What to do this month.

  • If your AI usage faces data residency requirements (health, finance, government clients) — demand a roadmap from your vendor showing EU data centers (not US/UK).
  • Audit current AI contracts — where exactly is data processed? Many “European” AI solutions today call US APIs under the hood.
  • Keep a 12-month window for choice: commitments made now with US-based AI vendors could become a migration burden when competitive EU alternatives arrive.

What I expect.

  • By mid-2027, at least 2 real, functioning EU sovereign AI offerings will be available (Mistral as model + French/German hosting).
  • In the next 6-12 months, large EU enterprises (banking, telco) will start requiring “EU sovereign AI” clauses in contracts.
  • For European companies with EU client portfolios, this becomes a sales argument — “we process your data only on EU infrastructure”.

Today’s picture

All three stories are one story: the AI market split into three layers today. Bottom — physical infrastructure (SoftBank, data centers, sovereignty). Middle — models becoming a commodity bundle (OpenRouter routing). Top — applications whose real economics are now visible (Microsoft counting tokens). The critical question for any leader: which layer do you compete in?

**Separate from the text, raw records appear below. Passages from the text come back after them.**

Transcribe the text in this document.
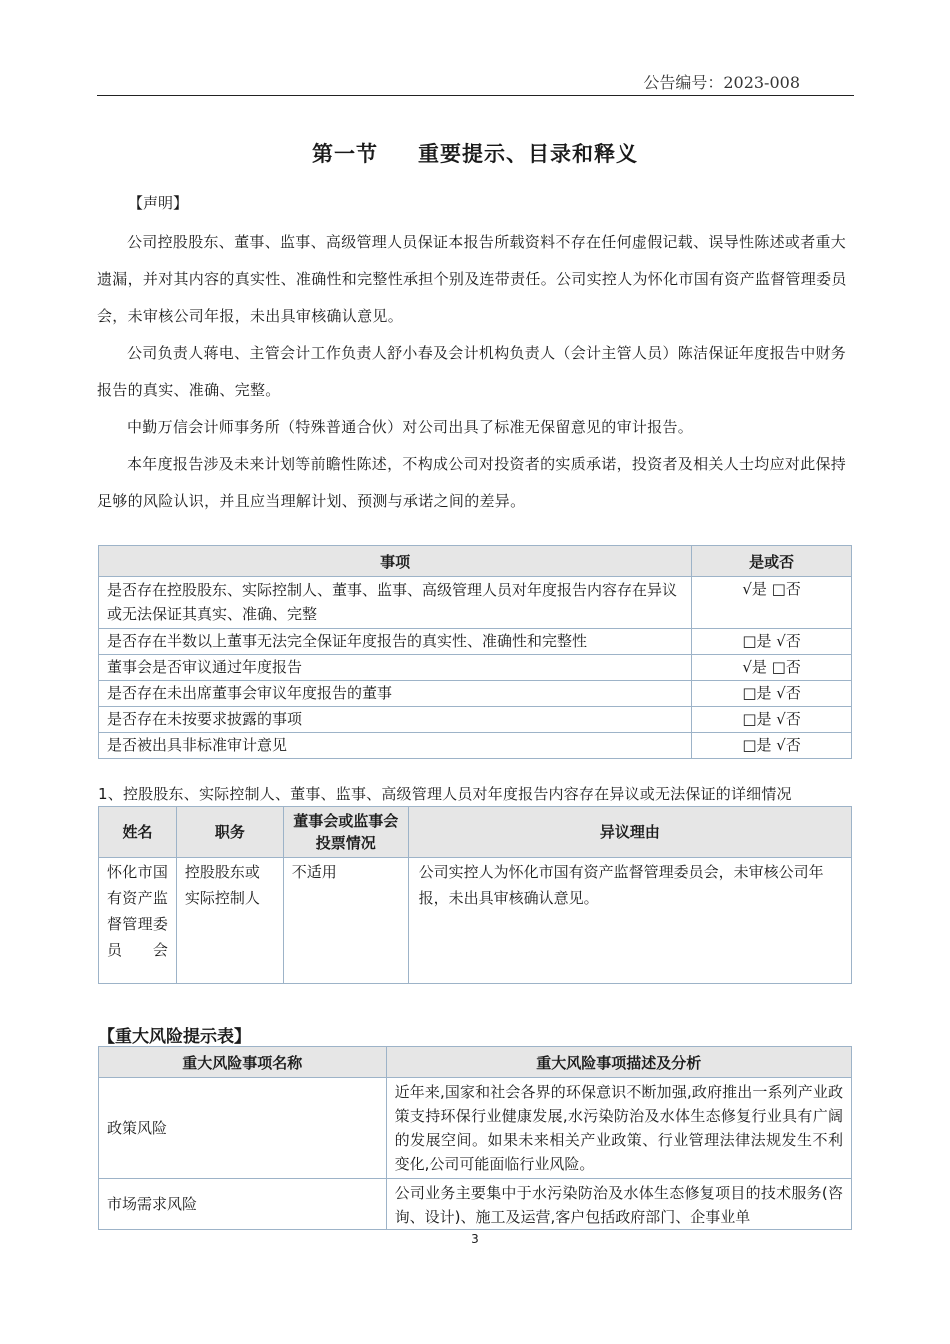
公告编号：2023-008
第一节 重要提示、目录和释义
【声明】

公司控股股东、董事、监事、高级管理人员保证本报告所载资料不存在任何虚假记载、误导性陈述或者重大遗漏，并对其内容的真实性、准确性和完整性承担个别及连带责任。公司实控人为怀化市国有资产监督管理委员会，未审核公司年报，未出具审核确认意见。

公司负责人蒋电、主管会计工作负责人舒小春及会计机构负责人（会计主管人员）陈洁保证年度报告中财务报告的真实、准确、完整。

中勤万信会计师事务所（特殊普通合伙）对公司出具了标准无保留意见的审计报告。

本年度报告涉及未来计划等前瞻性陈述，不构成公司对投资者的实质承诺，投资者及相关人士均应对此保持足够的风险认识，并且应当理解计划、预测与承诺之间的差异。

事项	是或否
是否存在控股股东、实际控制人、董事、监事、高级管理人员对年度报告内容存在异议或无法保证其真实、准确、完整	√是 □否
是否存在半数以上董事无法完全保证年度报告的真实性、准确性和完整性	□是 √否
董事会是否审议通过年度报告	√是 □否
是否存在未出席董事会审议年度报告的董事	□是 √否
是否存在未按要求披露的事项	□是 √否
是否被出具非标准审计意见	□是 √否
1、控股股东、实际控制人、董事、监事、高级管理人员对年度报告内容存在异议或无法保证的详细情况
姓名	职务	董事会或监事会投票情况	异议理由
怀化市国有资产监督管理委员会	控股股东或实际控制人	不适用	公司实控人为怀化市国有资产监督管理委员会，未审核公司年报，未出具审核确认意见。
【重大风险提示表】
重大风险事项名称	重大风险事项描述及分析
政策风险	近年来,国家和社会各界的环保意识不断加强,政府推出一系列产业政策支持环保行业健康发展,水污染防治及水体生态修复行业具有广阔的发展空间。如果未来相关产业政策、行业管理法律法规发生不利变化,公司可能面临行业风险。
市场需求风险	公司业务主要集中于水污染防治及水体生态修复项目的技术服务(咨询、设计)、施工及运营,客户包括政府部门、企事业单
3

If models — you won’t earn margin. If applications or data — you need to know your token cost structure this month.

EventConsequence
Microsoft switches to usage-based pricingAI costs become unpredictable; a budget control layer is required
OpenRouter $1.3B valuationModels are a commodity; multi-vendor architecture becomes standard
SoftBank €75B in FranceEuropean sovereignty infrastructure real by 2027-2028; plan the transition

3 questions for leadership:

  • How many tokens per month does our company consume now, and what is its growth rate?
  • Is our AI architecture locked to one vendor — and what happens if they double the price?
  • Will our clients soon demand EU data residency for AI processes — and can we deliver it?